Brainstorming!!

#1
I have a lot of data and I don’t know what to do with it.

In Oslo where I live we have a bike sharing system called Oslo bysykkel. The system is built up of a number of stations with bikes. If you have an subscription you can pick up a bike and you have to return it to any of the stations within two hours.

Oslo bysykkel has an API that gives the number of available bikes and available locks at a station. For the last three month I have collected the this info for all stations every five minutes and stored it in a database.

Does anyone have an idea of what to do with this data? Cool data visualizations? Corelation with other data, weather maybe? Predictions? Any and all ideas are appreciated.

I also have an android app that shows the status for the stations on a map. I would love to use this data in some way in the app.
 

bugman

Super Moderator
#2
First, do you have any specific questions relating to these data?

Next, which software packages are you familiar with and have access to?

There are a number of cool spatial things that you could do with this in R, GIS, Tableau for example, but before I provide links or info. Let me know waht you are savvy with.
 
#3
First, do you have any specific questions relating to these data?
Mostly I just wanted to have ideas on what one could do with the data, interesting conclusions one could make. I have one specific question relating to my app. "what is the probability of there being an available bike at a specific station in the next 10 minutes?" or "how long before there will probably be a bike available at a specific stand?". I would think whether will have a big impact so this have to be taken into account.

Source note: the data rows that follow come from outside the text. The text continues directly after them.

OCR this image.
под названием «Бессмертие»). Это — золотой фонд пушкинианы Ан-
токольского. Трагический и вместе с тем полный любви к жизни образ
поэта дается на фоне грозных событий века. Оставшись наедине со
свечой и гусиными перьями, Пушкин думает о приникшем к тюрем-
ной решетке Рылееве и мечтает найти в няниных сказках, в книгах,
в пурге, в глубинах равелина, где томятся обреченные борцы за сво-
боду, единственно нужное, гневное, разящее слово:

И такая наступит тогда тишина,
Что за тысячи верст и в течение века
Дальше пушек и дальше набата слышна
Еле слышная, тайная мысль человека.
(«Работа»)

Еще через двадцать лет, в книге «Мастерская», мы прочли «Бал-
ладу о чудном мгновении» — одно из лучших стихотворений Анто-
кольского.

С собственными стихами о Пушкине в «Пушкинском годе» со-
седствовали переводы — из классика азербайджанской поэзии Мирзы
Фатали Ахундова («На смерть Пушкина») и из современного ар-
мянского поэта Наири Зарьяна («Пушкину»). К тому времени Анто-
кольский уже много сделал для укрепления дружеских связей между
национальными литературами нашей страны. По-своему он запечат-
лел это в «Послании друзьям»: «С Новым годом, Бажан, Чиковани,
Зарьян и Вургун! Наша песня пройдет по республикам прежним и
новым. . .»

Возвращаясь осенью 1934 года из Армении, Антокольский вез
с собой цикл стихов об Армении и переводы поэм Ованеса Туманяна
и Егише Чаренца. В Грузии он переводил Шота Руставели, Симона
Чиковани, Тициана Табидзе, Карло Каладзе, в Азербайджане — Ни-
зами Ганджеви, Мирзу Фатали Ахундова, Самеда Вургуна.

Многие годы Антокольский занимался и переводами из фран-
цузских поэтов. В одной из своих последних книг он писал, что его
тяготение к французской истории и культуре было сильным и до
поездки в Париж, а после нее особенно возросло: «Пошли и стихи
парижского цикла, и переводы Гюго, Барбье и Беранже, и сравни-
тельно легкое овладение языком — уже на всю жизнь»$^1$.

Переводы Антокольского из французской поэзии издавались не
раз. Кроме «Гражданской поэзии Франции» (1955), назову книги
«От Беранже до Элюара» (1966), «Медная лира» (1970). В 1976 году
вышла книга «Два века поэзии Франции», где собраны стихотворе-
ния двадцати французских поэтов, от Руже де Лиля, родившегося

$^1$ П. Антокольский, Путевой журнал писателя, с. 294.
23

Next, which software packages are you familiar with and have access to?
None what so ever I have no experience with statistics.

There are a number of cool spatial things that you could do with this in R, GIS, Tableau for example, but before I provide links or info. Let me know waht you are savvy with.
Ok sounds awesome thanks
 

noetsi

No cake for spunky
#5
If you have no experience with statistics anything complicated is not a good idea. Because 1) it won't be simple to do and 2) you might not understand what you get or the limitations on it. Descriptive statistics is probably a good place to start and can show interesting results. For example you can show bike pick ups by day and month (showing which days are more heavily used and possibly patterns within the day). You might then seek to discover what this entails for the city (if bike usage is heavier at certain times it might influence traffic patterns for example).

Generally I would suggest time series analysis or queing models (which evaluates demand relative to supply of services in part) but if you have a limited background in these and no computer software to use them that would be a tall order to do.
 

hlsmith

Less is more. Stay pure. Stay poor.
#6
I have a completely different idea. I would contact the Public Health College at a local university and get in contact with graduate students required to have a masters project or dissertation.

I would work with them and come up with questions you want answered along with their own questions and have them churn that data up every which way. Make them do the work and literature reviews.

You could look to other programs as well if interested, such as civil engineers, economic students, etc. This way you can have them engage in countless hours analyzing your data and they can graduate and perhaps have a project that they enjoy. I know an environment health student that looked at traffic patterns and acccidents in bicyclists for their dissertation.